What am I even doing? Why am I here, grinning like an idiot? Why am I throwing thank yous out like the rotten fruit groundings would have thrown at actors? Why? Why, just why? Why is this happening to me? Why do I have to die now? I'm not even a third through life expectancy. Mom didn't pass until her forties. Gran didn't pass until her seventies.

Why me now at eighteen?

A hand taps my shoulder. I glance to my right. Natalie stares at me, her brows furrowed, and her lips pursed. "You aren't okay." Her voice is quiet and flat. I only nod. My smile doesn't drop as Aaron slaps my back, beaming and echoing another Happy Birthday.

Hey, at least Dad doesn't have to bother with my after life stuff too much.

That's a plus... Right... right?

I don't want to be here. No. My head pounds. I barely register another string of Happy Birthdays and a conglomeration of thoughtful gifts that are shoved my way. This, here, in the lunchroom, is a party. And for the first time, I don't think I'm here. Not at my own party.

The ache in my leg increases. Shifting to my right side, Natalie steadies me, her face reading blank. Her eyes drift across the table. A pang of guilt tugs at my heart. She doesn't want to be here, does she? Not at the center of the lunchroom, more than fifteen people gathered around, more faces appearing and disappearing in waves.

"You can leave," I say, continuing, "I'm fine."
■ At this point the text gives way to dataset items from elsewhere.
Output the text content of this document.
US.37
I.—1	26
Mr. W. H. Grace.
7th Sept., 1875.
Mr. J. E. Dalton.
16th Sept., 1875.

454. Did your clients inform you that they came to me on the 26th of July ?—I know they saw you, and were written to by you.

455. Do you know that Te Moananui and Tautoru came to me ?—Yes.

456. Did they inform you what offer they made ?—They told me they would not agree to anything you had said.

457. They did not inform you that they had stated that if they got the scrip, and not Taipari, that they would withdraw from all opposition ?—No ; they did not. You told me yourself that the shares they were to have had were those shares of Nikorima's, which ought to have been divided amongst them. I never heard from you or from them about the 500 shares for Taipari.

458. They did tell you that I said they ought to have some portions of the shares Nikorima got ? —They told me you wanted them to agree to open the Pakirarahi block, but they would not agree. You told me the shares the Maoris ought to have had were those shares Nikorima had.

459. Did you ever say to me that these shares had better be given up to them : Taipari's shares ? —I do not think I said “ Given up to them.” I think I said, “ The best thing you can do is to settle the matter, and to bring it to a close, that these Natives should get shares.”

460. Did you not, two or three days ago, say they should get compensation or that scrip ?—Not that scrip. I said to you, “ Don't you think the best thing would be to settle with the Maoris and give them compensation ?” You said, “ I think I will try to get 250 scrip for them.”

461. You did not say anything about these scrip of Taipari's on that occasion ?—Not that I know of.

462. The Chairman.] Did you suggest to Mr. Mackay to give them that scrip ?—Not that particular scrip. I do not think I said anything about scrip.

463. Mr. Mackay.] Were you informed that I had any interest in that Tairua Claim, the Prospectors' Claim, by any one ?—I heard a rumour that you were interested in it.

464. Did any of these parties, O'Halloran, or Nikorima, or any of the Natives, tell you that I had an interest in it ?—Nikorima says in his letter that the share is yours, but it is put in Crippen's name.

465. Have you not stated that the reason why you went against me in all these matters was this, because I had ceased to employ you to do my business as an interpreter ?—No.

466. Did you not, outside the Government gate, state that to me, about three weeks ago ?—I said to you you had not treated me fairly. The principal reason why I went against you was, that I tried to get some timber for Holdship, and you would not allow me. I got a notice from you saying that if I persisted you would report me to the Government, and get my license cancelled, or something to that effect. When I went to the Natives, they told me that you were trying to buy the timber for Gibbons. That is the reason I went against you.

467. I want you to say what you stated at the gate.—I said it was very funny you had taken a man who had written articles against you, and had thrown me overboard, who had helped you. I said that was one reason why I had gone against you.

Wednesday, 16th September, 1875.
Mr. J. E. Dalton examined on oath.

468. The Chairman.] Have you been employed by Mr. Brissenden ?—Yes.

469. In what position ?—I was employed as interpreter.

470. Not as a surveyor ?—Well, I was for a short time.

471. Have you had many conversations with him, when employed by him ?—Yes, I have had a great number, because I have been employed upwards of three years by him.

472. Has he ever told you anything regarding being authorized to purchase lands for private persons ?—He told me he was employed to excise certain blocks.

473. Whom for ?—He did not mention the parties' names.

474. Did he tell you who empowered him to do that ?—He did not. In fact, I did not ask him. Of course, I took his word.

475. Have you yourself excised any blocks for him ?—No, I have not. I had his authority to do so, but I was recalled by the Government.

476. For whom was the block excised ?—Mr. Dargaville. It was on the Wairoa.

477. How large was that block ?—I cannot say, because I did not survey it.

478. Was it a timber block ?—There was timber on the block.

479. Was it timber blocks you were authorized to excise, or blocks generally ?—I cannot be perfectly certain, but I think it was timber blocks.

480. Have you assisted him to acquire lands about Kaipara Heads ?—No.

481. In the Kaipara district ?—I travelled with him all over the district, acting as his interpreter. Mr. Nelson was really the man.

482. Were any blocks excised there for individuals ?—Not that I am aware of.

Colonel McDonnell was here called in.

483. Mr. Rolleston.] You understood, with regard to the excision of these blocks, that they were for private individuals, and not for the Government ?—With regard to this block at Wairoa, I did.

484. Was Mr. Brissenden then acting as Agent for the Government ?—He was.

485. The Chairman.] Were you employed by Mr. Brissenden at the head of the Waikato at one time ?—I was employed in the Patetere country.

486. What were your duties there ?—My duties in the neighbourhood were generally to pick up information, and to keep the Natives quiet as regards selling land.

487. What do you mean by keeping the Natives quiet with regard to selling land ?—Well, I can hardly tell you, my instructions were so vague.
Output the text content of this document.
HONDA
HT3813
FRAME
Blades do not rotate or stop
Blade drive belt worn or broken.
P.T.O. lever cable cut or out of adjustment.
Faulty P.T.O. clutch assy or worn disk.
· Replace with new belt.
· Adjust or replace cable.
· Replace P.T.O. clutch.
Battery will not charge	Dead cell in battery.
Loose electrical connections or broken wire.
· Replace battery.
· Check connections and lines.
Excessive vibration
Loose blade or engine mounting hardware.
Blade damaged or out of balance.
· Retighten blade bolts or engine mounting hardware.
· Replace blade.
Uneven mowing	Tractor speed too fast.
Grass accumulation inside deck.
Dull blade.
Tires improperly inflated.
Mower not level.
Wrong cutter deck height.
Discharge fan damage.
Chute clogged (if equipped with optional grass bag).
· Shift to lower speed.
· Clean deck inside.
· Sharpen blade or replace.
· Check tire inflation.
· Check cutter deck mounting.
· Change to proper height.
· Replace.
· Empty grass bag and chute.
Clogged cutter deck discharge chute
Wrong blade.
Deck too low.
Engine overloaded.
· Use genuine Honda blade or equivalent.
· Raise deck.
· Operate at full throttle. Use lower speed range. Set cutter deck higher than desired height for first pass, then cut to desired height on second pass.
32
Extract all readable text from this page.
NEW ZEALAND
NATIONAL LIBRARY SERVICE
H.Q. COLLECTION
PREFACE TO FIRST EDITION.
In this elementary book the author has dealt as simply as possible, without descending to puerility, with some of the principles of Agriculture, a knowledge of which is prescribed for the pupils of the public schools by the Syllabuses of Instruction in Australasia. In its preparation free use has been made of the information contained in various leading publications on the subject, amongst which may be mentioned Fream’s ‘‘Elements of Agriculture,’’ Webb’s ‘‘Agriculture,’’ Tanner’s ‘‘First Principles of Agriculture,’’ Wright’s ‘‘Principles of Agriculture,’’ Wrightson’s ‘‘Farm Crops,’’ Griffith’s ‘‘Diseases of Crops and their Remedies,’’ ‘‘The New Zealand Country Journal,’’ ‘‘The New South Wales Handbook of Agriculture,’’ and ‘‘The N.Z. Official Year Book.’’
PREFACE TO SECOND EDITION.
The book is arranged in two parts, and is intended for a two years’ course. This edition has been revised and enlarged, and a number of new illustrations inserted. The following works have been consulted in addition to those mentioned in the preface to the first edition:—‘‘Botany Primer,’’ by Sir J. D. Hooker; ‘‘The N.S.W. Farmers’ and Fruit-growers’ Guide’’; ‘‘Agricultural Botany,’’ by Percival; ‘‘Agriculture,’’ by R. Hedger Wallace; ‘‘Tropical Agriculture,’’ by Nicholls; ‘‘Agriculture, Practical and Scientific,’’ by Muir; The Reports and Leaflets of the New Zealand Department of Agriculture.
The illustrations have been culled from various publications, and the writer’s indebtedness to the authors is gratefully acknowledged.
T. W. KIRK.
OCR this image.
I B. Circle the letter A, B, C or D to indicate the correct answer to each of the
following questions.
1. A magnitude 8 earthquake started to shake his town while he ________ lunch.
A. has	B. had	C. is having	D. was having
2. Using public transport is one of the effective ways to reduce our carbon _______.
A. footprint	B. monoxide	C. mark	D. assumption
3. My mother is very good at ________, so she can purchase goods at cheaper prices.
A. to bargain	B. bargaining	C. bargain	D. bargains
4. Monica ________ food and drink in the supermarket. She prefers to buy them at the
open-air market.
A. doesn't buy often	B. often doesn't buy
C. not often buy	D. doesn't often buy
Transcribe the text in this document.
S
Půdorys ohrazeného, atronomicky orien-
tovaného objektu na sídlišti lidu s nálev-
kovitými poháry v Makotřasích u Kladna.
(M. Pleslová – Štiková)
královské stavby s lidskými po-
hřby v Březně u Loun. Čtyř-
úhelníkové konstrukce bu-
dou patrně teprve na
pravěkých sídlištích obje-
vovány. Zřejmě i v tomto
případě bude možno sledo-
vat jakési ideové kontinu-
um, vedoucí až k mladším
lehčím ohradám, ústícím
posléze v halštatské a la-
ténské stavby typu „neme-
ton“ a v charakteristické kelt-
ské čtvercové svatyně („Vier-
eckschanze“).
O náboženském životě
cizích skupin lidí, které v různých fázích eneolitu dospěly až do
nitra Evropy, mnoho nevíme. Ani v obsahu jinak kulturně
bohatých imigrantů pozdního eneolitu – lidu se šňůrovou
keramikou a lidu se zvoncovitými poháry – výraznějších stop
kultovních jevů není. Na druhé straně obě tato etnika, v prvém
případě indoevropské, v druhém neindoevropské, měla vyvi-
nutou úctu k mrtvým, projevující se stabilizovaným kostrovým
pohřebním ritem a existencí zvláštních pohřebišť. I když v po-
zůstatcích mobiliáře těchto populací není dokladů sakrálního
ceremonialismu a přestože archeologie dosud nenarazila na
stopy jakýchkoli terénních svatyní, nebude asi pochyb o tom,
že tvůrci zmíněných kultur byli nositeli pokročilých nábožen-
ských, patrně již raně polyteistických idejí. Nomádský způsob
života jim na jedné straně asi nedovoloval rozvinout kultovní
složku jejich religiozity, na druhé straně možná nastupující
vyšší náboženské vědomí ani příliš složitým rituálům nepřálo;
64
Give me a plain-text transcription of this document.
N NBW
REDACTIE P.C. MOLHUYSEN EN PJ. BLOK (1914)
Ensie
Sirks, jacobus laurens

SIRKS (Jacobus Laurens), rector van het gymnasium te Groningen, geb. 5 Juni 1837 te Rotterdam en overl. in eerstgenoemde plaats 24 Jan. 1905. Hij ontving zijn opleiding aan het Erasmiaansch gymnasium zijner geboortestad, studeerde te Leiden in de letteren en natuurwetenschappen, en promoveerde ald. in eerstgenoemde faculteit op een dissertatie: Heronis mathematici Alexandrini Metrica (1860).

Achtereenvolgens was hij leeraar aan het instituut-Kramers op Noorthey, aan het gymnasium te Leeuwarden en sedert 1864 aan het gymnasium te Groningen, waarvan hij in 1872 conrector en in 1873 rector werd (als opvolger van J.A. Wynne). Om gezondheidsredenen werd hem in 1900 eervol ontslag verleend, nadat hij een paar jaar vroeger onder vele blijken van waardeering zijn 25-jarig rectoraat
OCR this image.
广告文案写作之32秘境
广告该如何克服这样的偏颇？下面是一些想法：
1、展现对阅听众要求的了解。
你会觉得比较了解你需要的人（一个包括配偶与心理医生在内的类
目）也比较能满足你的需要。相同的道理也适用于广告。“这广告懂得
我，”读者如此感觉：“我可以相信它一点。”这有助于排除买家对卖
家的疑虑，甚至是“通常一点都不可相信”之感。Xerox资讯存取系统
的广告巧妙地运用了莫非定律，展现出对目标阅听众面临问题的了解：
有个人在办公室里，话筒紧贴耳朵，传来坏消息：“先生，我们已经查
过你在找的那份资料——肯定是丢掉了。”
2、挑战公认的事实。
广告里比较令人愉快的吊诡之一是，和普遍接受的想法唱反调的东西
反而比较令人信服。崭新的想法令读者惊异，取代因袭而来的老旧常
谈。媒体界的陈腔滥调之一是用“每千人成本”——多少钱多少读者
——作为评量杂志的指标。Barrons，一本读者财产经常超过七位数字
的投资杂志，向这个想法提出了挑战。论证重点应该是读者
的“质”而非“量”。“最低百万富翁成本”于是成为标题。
She recoils, and her features shift into a hard glare. "You aren't fine," she repeats, placing her phone square against the table. "And you know it."

I know.

Swallowing another lump into the base of my throat, I stand, hurriedly grabbing the parcels, cards, and chocolate gifted. Warmth grips my hands, holds me in place, and grounds me back to reality. Thanks, Natalie. Part of my smile doesn't feel so fake anymore.

Aaron stands in front of me, still glancing between Natalie and me. I know he's talking, but the sound is mute. Blinking once more, a phrase focuses. "Well, have a good birthday. Luckily you've got Friday. See you next week." He claps my back, jogging to a garbage can with his tray.

For a minute, my hands remain limp at my sides, and I robotically grab one last card off the blue and orange table. Again, a hand rests on my shoulder. The same person empties my armload to a small stack of cards, taking the bulk of packages. "Winn?" I pause, blinking. The lunchroom is almost cleared. Only a few others wander between tables, and the staff run a mop along the floor. "Are you free this evening?"

"I um..." Staring into her brown eyes, I'm met with her pupils flicking from my eyes to the top of my head and my bobbing throat. Her lips form a frown, matching the crinkle running along her forehead. Don't lie. I inhale and exhale, shaking my shoulders. What am I free from? Work? No. Tutoring? No. People? No.